No se lo perdieron el filósofo y entonces alcalde de Venecia, Massimo Cacciari, o el propio Prodi, que según contaba en la crónica de aquel día Enric González, tuvo que hacer equilibrismos vaticanos para ensalzar al mismo tiempo a su amigo Jordi Pujol y al propio Maragall.
También estuvo, por supuesto, Rutelli, tan incapaz entonces como hoy de ocultar su admiración por “Pasqual”. “Es el alcalde contemporáneo más grande de Europa.
Así le presenté una vez en un mitin y se quedó de piedra.
Era una mezcla entre intelectual y administrador, algo rarísimo en la política.
En Barcelona fue capaz de implicar la energía de la liberación del franquismo en un proyecto colectivo.
No era un líder arrogante, era el jefe de un equipo”, señala Rutelli al teléfono.
Diez años después, recibió la llamada de su amigo hablándole de Eisenhower, esa manera que tenía Maragall de ironizar con su enfermedad, y sobre cómo pensaba combatirla.

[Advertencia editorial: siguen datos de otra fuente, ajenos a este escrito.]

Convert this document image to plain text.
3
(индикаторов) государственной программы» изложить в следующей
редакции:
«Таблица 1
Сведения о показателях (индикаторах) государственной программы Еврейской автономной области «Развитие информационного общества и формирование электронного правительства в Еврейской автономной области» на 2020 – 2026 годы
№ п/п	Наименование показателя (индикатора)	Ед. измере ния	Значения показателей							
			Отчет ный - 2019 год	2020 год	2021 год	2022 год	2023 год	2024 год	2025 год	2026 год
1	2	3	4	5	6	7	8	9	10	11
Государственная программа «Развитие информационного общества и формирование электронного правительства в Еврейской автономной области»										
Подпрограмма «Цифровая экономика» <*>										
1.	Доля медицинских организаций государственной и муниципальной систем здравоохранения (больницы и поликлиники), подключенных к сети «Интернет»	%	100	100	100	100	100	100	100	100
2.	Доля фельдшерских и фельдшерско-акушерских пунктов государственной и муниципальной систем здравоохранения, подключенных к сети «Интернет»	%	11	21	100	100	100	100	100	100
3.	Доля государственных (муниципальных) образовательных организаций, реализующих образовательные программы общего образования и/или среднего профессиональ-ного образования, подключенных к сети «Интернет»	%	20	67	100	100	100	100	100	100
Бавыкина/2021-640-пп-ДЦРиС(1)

Jordi Pujol había ya consumido la mitad de su penúltima legislatura y Maragall, que ese año le mandó una felicitación navideña desde la sede de la Prensa Extranjera con un grupo periodistas gamberros y el propio Romano Prodi, repetía a todo el mundo que no tenía intención de probar suerte al otro lado de la Plaza de Sant Jaume. Roma era solo un balón de oxígeno, una cámara hiperbárica tras 15 años al frente de la alcaldía de Barcelona.
Hasta que le visitó Felipe González para convencerle de lo contrario, según él mismo explicó en un mitin en L’Hospitalet en 2006 junto al expresidente del Gobierno.

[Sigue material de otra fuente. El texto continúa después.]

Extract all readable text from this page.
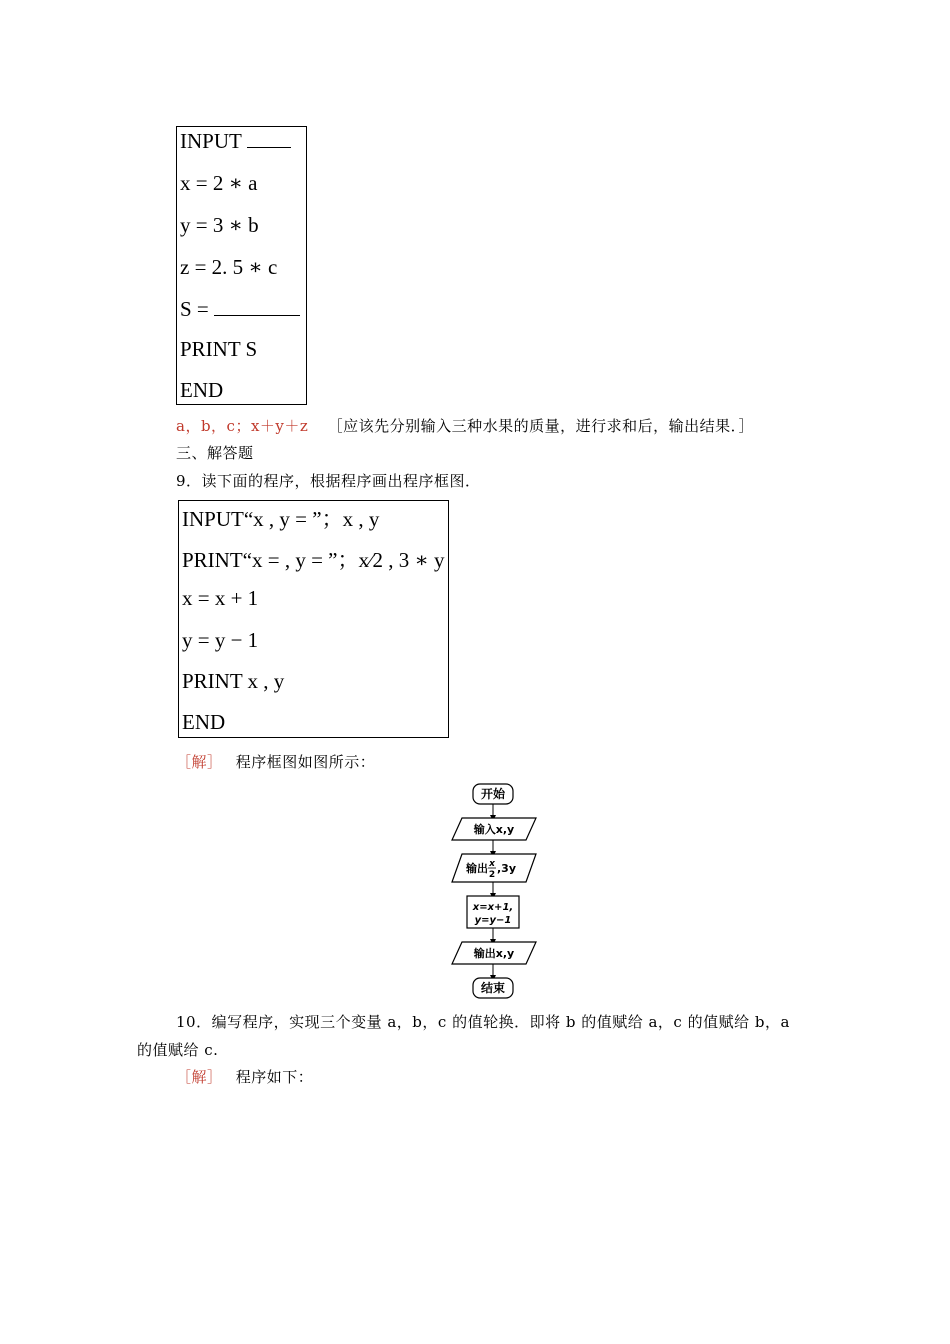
INPUT
x = 2 ∗ a
y = 3 ∗ b
z = 2. 5 ∗ c
S =
PRINT S
END
a，b，c；x＋y＋z ［应该先分别输入三种水果的质量，进行求和后，输出结果．］
三、解答题
9．读下面的程序，根据程序画出程序框图．
INPUT“x , y = ”；x , y
PRINT“x = , y = ”；x⁄2 , 3 ∗ y
x = x + 1
y = y − 1
PRINT x , y
END
［解］ 程序框图如图所示：
开始
输入x,y
输出 x
2 ,3y
x=x+1,
y=y−1
输出x,y
结束
10．编写程序，实现三个变量 a，b，c 的值轮换．即将 b 的值赋给 a，c 的值赋给 b，a
的值赋给 c.
［解］ 程序如下：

Enric Juliana, entonces corresponsal en Roma de La Vanguardia, comió y charló algunas veces con él durante aquel curso. “Es difícil saber qué pensaba.

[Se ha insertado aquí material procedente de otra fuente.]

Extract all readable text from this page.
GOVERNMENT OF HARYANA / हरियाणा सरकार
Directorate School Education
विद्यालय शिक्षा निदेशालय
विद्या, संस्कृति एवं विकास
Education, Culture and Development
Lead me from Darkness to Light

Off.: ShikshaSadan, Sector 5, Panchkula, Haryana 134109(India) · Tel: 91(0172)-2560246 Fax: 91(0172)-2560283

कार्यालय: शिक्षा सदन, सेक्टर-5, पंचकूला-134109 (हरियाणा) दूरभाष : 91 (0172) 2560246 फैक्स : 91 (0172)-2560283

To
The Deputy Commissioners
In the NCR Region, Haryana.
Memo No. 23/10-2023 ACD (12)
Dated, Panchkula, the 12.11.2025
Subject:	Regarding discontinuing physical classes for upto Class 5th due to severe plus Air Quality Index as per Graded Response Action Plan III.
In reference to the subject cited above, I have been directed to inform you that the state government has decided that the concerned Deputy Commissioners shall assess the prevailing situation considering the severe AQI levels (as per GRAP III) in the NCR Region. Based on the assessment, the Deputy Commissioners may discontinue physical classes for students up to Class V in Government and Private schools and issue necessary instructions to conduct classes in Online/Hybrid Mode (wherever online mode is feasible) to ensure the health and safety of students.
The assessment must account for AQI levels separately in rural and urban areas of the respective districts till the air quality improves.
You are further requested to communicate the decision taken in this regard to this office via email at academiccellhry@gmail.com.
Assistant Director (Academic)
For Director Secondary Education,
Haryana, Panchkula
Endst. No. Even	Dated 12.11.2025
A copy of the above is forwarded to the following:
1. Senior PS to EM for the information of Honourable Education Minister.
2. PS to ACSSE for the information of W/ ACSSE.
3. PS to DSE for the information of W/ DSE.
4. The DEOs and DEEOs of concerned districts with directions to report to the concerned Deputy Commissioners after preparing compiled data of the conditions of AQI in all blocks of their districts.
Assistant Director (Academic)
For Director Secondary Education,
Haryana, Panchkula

Pero buscaba verificar realmente si quería dar el paso.
Y aquello pasaba por ver si se lo pedían y con qué argumentos. Comprobar si se creaba un cierto deseo de que fuera candidato. Entendió que la mejor manera era desaparecer un tiempo”.
El camino, al fin y al cabo, parecía lógico.
Sus amigos en los ayuntamientos de Italia también habían dado pasos.
Las ciudades eran entonces el mejor esquema para regenerar la política nacional, justo lo que intenta hoy de nuevo tímidamente Italia. Walter Veltroni, que sucedería tres años después a Rutelli, se convertiría en secretario general del nuevo artefacto socialdemócrata en el país una década después.
“Nos vimos muchas veces, en Roma y en España.
Siempre me han impresionado dos cosas que no son frecuentes en nosotros: la curiosidad y la dulzura.
Siempre me pareció que tenía esa doble característica que, en el fondo, es hija de la misma mirada hacia la vida.
Él era curioso por todo lo nuevo: cultural, social, político.
Per también muy acogedor, sin esa violencia de las certezas que lamentablemente nos asfixian hoy.
Era un hombre más atravesado por las dudas que por las certidumbres”.
Una manera proyectar el mundo en las antípodas de la que recorre Europa, como recuerda su amigo Cacciari con cierta amargura. “Demostró unas ideas muy claras sobre la exigencia de un verdadero federalismo, especialmente a nivel europeo.
Un pensamiento que compartíamos los alcaldes de los años 90 que ha sido traicionado en todas partes.
Fuimos machacados por las pulsiones secesionistas y los centralismos burocráticos a la madrileña y a la romana.
La última vez que le vi, hace unos diez años estaba completamente desconsolado por el naufragio de nuestras ideas, que ha traído el desastre a nuestros países, también en la Unión Europea.
Fueron derrotadas y se impuso lo que vemos hoy, empezando en Roma”.
Una anécdota, y eso aquí siempre consuela, si uno piensa que tras 28 siglos esta ciudad todavía funciona.